Multi-task Training Approaches
Enigmata-Model explores two multi-task strategies:
- Mix-training RL: Incorporates diverse puzzle types simultaneously, yielding broad generalization and stability.
- Multi-stage RL: Applies a curriculum-based training, systematically developing skills before introducing new challenges, resulting in enhanced learning effectiveness.

Figure 3: The response length and reward curves during Mix-Training RL and Multi-Stage RL training.
Experiments and Results
Evaluation on several benchmarks, including Enigmata-Eval, ARC-AGI 1 & 2, demonstrates the model's superior logical reasoning capabilities. Enigmata-Model surpasses state-of-the-art models across various puzzle classes, confirming its effectiveness in generalizing to unseen tasks without compromising math reasoning.
Figure 4: Reward curves for Qwen2.5-32B-Enigmata across all individual tasks during training. Each subplot represents a different puzzle task, with the x-axis showing training steps and the y-axis showing average reward. Colors indicate different difficulty levels: Easy (green), Medium (blue), and Hard (red).

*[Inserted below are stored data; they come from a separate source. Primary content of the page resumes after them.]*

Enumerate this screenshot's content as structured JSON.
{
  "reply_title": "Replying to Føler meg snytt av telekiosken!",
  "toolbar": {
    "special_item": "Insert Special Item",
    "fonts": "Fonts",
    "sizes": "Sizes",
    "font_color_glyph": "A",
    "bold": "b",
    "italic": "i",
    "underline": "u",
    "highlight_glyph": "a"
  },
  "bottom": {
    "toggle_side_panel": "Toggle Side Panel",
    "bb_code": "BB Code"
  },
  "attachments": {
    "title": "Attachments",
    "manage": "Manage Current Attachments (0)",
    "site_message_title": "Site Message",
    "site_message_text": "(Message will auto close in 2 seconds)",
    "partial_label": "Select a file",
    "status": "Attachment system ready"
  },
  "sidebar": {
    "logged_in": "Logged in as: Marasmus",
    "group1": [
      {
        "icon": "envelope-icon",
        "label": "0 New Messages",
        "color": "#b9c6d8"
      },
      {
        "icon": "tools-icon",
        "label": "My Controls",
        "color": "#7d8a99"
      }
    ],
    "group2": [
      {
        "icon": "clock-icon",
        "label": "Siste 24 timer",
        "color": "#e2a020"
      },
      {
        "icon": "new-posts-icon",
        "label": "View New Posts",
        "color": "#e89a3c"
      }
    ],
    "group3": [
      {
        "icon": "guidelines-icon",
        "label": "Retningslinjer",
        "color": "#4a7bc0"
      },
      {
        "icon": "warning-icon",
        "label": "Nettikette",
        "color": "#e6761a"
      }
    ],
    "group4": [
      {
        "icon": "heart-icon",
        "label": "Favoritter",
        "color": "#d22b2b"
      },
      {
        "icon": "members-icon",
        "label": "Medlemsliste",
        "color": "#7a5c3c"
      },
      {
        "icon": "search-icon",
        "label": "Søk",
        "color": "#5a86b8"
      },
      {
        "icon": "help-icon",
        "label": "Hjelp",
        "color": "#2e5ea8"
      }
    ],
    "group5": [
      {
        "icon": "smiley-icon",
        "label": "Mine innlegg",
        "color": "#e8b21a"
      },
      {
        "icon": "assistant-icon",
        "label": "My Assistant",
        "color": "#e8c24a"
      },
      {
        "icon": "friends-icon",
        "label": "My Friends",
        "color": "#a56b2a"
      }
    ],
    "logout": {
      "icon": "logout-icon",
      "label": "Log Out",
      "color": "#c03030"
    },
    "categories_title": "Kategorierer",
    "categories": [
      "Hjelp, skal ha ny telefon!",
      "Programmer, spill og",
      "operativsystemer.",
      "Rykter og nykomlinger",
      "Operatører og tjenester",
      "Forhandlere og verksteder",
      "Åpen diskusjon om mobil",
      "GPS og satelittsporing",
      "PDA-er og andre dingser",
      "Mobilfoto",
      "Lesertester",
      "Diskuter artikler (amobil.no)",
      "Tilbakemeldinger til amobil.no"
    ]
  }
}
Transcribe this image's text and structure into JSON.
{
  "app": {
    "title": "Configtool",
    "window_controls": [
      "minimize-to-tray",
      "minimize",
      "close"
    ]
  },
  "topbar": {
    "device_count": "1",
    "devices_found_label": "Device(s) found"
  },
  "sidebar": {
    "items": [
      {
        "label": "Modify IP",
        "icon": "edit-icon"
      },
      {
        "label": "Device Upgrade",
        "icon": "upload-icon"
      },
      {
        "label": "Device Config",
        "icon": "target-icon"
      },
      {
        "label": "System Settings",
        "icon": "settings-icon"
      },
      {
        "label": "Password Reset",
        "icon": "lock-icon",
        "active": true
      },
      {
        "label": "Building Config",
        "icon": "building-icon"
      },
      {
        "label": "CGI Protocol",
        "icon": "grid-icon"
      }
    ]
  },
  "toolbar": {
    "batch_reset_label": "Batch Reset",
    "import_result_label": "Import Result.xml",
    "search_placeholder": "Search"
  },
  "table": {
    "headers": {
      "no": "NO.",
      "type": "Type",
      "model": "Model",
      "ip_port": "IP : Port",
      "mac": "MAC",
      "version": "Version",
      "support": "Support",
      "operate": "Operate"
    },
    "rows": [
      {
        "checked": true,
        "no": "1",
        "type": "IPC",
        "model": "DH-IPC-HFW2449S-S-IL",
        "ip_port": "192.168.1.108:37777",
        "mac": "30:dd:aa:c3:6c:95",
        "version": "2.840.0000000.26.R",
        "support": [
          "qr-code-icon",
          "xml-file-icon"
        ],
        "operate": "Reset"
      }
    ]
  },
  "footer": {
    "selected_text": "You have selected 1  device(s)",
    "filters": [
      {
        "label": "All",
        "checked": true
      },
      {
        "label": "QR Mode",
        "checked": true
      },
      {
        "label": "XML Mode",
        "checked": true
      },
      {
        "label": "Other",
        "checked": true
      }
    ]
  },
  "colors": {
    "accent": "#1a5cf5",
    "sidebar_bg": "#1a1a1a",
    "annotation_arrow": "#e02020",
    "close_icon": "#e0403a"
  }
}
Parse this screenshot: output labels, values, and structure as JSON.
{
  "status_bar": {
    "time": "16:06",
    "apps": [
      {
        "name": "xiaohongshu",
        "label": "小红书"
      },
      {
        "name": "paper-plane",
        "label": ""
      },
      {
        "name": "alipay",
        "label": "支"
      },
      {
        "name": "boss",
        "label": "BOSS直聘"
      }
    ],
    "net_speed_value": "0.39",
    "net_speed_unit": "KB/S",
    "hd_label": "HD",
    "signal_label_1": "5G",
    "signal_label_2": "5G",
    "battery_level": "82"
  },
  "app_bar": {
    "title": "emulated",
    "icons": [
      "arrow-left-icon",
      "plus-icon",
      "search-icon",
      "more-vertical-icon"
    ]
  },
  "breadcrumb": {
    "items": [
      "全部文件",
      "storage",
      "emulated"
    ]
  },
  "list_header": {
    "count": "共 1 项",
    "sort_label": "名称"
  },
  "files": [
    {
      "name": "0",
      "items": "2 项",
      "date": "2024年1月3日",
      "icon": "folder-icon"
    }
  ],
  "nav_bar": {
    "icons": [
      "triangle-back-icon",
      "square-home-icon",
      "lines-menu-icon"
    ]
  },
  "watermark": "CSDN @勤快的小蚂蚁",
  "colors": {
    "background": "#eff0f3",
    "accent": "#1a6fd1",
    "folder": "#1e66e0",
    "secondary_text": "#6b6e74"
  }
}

Implications and Conclusion
The introduction of Enigmata provides a structured framework for advancing logical reasoning in LLMs, combining synthetic puzzle data with Reinforcement Learning with Verifiable Rewards. Its scalable design ensures broad applicability, not only enhancing puzzle-solving capabilities but also contributing to improved general reasoning performance across domains. Further research could explore expanding the puzzle categories and integrating multi-turn puzzles for richer logical evaluation.
Enigmata represents a significant step towards refining cognitive reasoning in LLMs, promoting robust analytical skills that align closer with human-like problem-solving abilities. It stands as a valuable asset for the community intent on pushing the boundaries of LLM intelligence and adaptability in complex scenarios.